Move-ADDirectoryServerOperationsMasterRole -Identity DC1 -OperationMasterRole 0,1,2,3,4
On the new domain controller, confirm that the FSMO roles have been moved. Start by checking the domain FSMO roles. Using Get-ADDomain, check the name of the server next to the following entries: InfrastructureMaster, PDCEmulator, and RIDMaster. The server name should match that of your new domain controller. Similarly, using Get-ADForest, check the name of the server next to the following entries: SchemaMaster and DomainNamingMaster. Again, the server name should match that of your new domain controller.
6. Demote your old domain controller
Now that you have moved the FSMO roles to the new DC, you can safely demote the old Windows Server 2012 R2 domain controller. You can demote a DC using Server Manager. One way to demote a DC is to use the Remove Roles and Features command in the Manage menu to remove the AD DS server role. Removing the role will open the Active Directory Domain Services Configuration wizard and take you through the steps to demote the DC before the AD DS role can be removed.
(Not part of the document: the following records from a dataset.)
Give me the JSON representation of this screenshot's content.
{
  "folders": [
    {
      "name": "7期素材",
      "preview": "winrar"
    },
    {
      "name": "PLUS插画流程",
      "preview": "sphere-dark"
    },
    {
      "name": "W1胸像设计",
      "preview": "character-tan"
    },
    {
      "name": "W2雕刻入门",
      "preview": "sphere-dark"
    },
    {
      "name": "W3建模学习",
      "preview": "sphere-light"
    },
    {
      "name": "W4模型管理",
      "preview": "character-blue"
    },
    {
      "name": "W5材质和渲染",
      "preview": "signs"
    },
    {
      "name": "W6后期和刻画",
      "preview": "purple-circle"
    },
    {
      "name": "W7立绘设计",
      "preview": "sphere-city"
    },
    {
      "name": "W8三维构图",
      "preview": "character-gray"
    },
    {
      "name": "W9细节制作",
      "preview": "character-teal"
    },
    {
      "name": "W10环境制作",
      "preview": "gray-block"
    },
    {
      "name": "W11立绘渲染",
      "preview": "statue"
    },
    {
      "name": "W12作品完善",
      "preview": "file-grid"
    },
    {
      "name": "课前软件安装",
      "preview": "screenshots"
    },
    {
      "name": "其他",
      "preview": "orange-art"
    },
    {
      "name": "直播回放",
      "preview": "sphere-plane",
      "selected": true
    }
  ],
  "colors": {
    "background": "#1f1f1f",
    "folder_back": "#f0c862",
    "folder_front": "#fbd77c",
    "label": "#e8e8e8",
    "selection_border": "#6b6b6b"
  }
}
Alternatively, you can use the Uninstall-ADDSDomainController and Uninstall-WindowsFeature PowerShell cmdlets to demote the DC and uninstall the AD DS server role respectively.
7. Raise the domain and forest functional levels
Finally, you can raise the domain and forest functional levels to Windows Server 2016. Even if you are running Windows Server 2019, the highest functional levels are Windows Server 2016. You can confirm the domain and forest levels using Get-ADDomain and Get-ADForest cmdlets.
Set-ADDomainMode -Identity CONTOSO -DomainMode Windows2016Domain
Set-ADForestMode -Identity CONTOSO Windows2016Forest
And that is it! As you can see, while there are several steps, it is relatively simple to migrate a DC to a more current version of Windows Server. So, I encourage you to look at migrating any DCs that are running anything below Windows Server 2016.